Our experience is that, whether we’re selling granola in South County or working at Amos House, the refugees we work with have been treated with exceptional kindness and interest.
A few facts: Around 8,000 refugees have been settled in Rhode Island since 1983. Up until 2005 these came from (by population size in descending order) USSR, Liberia, Laos, Cambodia, Vietnam, Hungary, Poland, Albania, former Yugoslavia, Somalia, Ethiopia/Eritrea. This is one of the great things about living in Providence. Even if you don’t have the money to travel the world, you still don’t have to live in a cocoon. The world is right here.
To put this in perspective, about 2 million refugees have been settled in the US during this time.
Rhode Island continues to settle refugees at the modest rate of 150-250 per year. During the last 6 years refugees they’ve come primarily from Liberia, Burundi, Eritrea, Iraq, Bhutan, Burma.

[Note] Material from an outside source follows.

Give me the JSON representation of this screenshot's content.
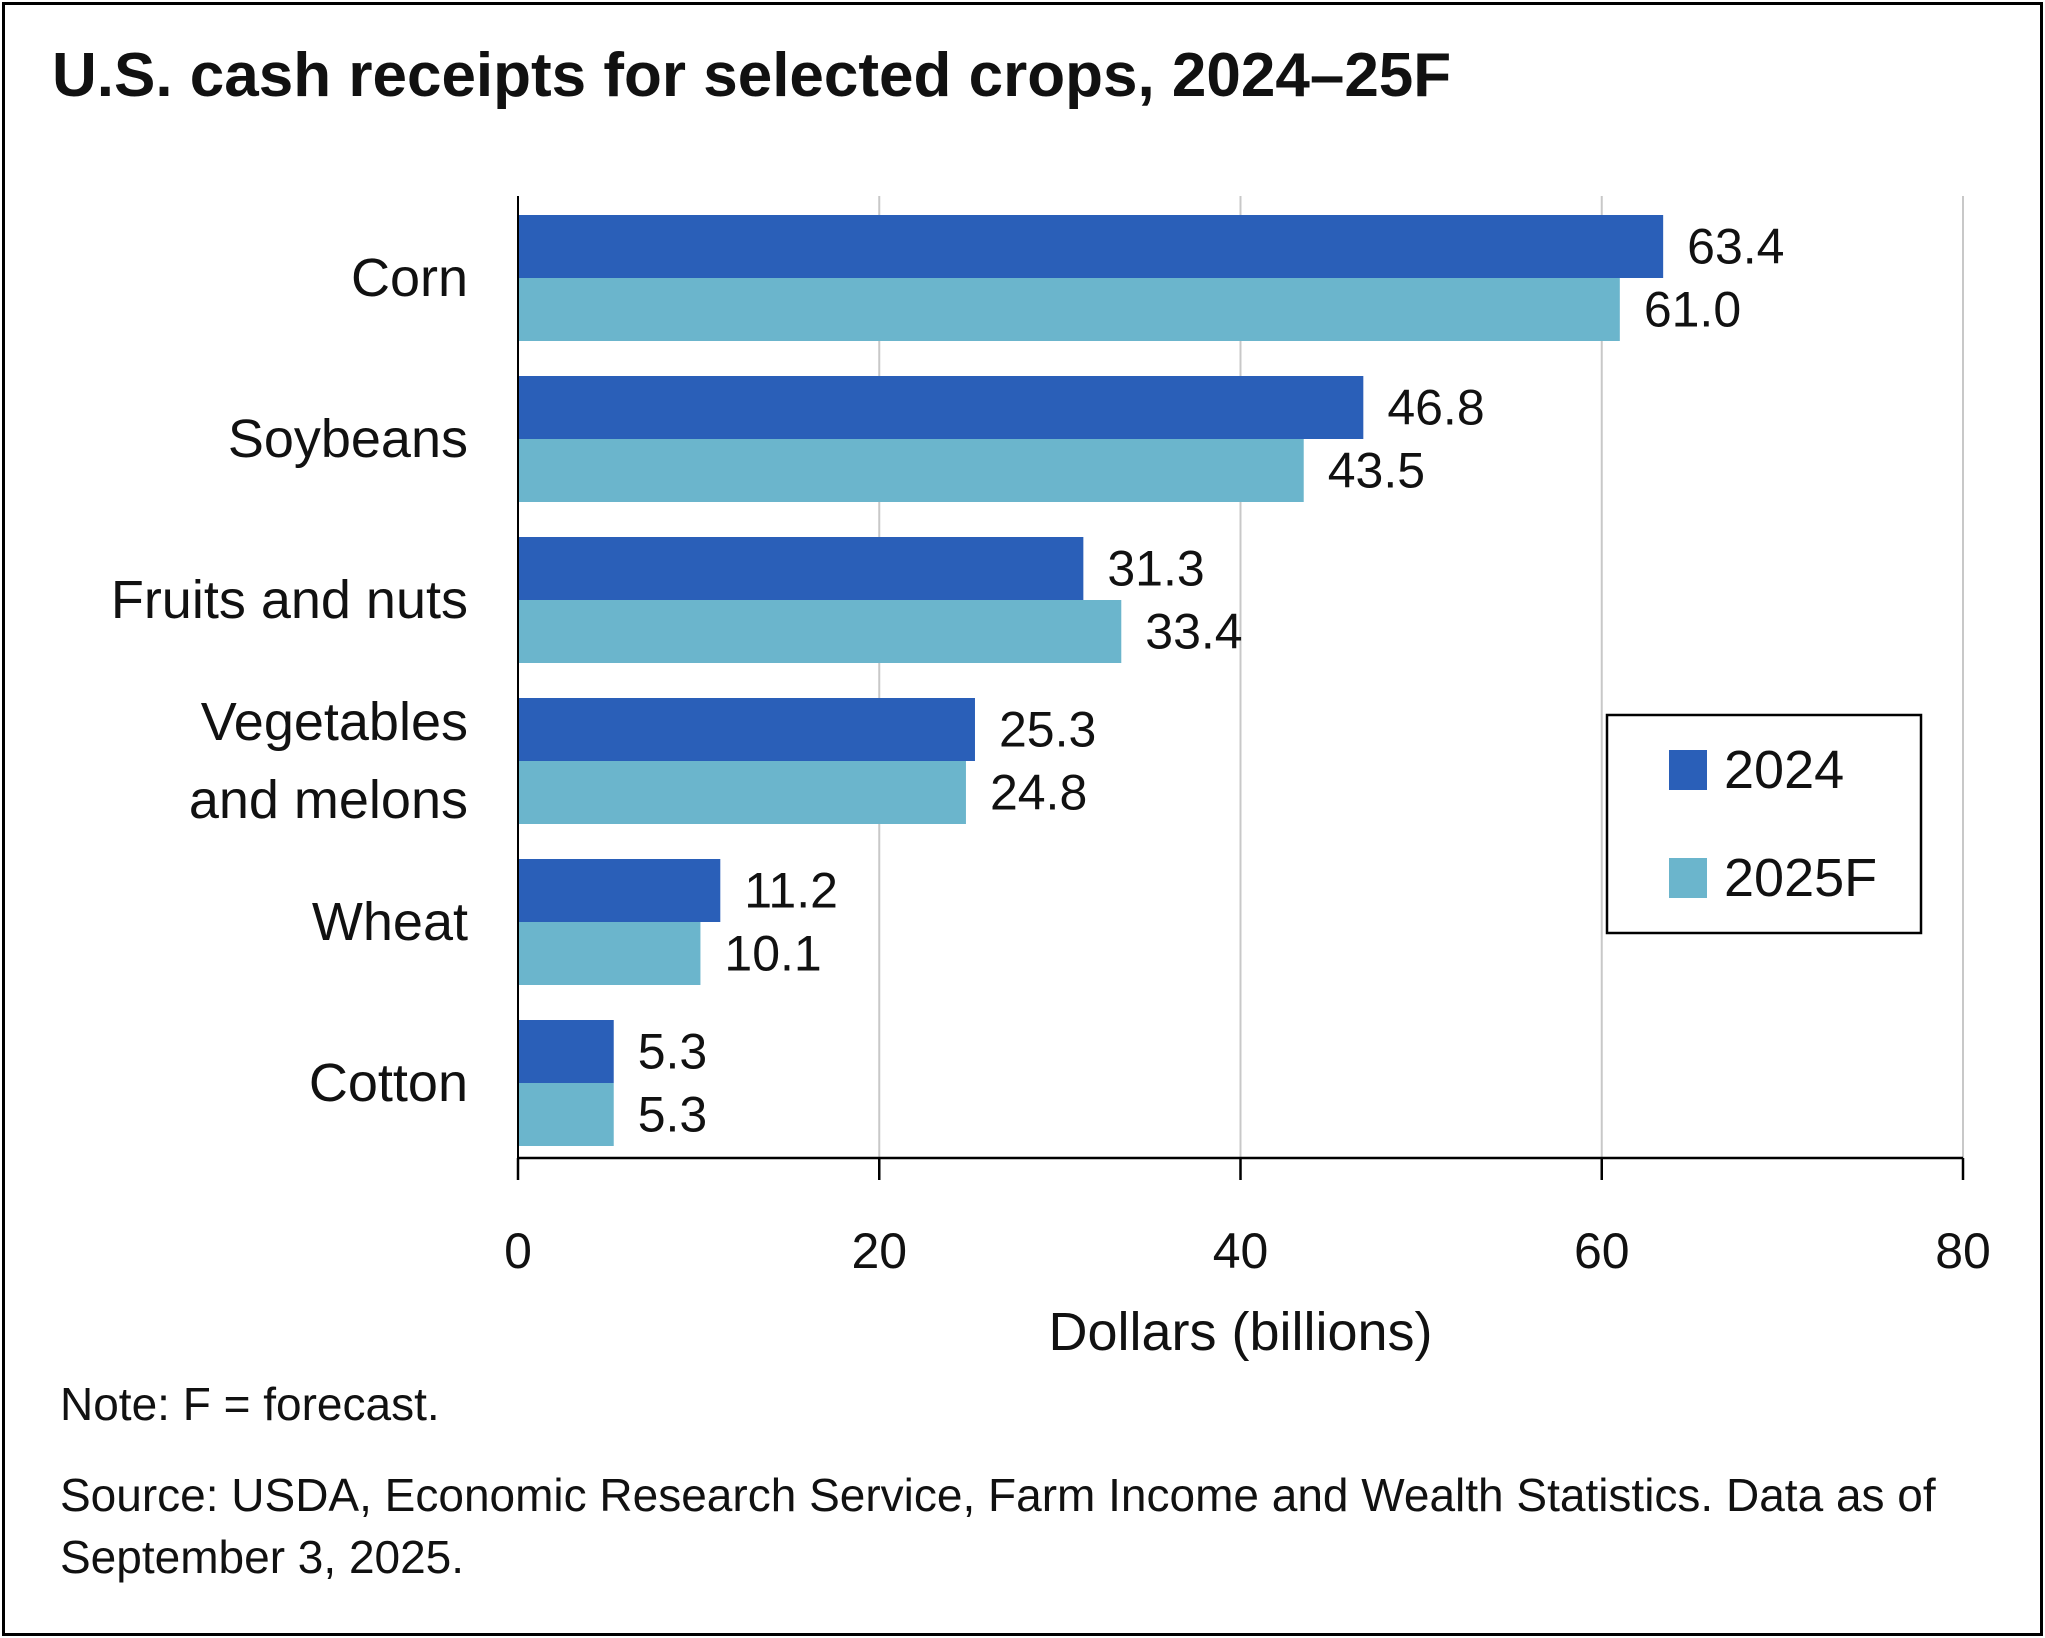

Not surprisingly, refugees arrive in waves corresponding loosely to world conflicts. It would make an interesting history to map out the origins of first-country displacement with arrival dates in the United States. Vietnamese, Hmong, Iraqi arrived fairly soon after displacement, whereas some of the Burundians arriving in the Rhode Island had lived in Tanzania since ’74 (meaning most were born in camps). The Bhutanese settling in Rhode Island were in camps in Nepal since the early 90’s.
Some of our thinking behind the Granola Project is that for refugee resettlement to be successful, it needs to be connected to job creation. We’ve been experimenting with this on a very small scale. Now that we’re sure it’s working, we’re brainstorming about ways to expand. One of our dreams is to build a business incubator for refugees. But bottom line, we think the most effective and efficient way to help refugees find work involves an “on ramp” of on-the-job training.
Refugees arrive with a interesting mix of challenges and strengths which affect their employment prospects:
refugees who arrive without savings, resources, or families are among Rhode Island’s most vulnerable. They face significant language, education, and economic barriers and do not understand American culture. Not surprisingly, many are victims of trauma and vulnerable to PTSD, fear, low confidence. As anyone who’s experienced these challenges knows, they can be turned into strengths; but access to a confidence-building on-ramp to employment makes a huge difference.
New minority populations such as the Burundian, Burmese, and Bhutanese are arriving without established ethnic community to welcome or assist them. This can create an additional obstacle to self-sufficiency.
Limited job prospects:
Refugees can face a career of limited prospects. Those who are minimally educated or preliterate may wait years to find a stable entry-level job. Those who come with a good education may stay in entry-level jobs far too long—sometimes for the rest of their working lives. Even the most capable need intervention to gain the cultural expertise necessary to successfully start a small business.
Refugees tend to see Rhode Island as their “promised land" and consequently take a hopeful and grateful posture towards difficult circumstances. The most difficult living or working conditions here usually represent an improvement from the degrading, dangerous conditions of a camp. Those who were denied legal employment in camps consider their legal right to work a privilege.
Resettlement is a singular achievement made by less than 1% of the world’s refugees. These refugees tend to have strong survival instincts, an entrepreneurial mindset, and a robust work ethic. They are disciplined about saving, and share the little they earn with extended family members languishing in camps. First arrivals of new ethnic communities become de facto leaders whose choices, and success or failure deeply impact their community’s path of development.
Open to new relationships and connections: Refugees bring a broad perspective on the world, and, at least initially, are eager and willing to tell their story. They treasure meaningful cross-cultural relationships and often respond to overtures with openness and trust.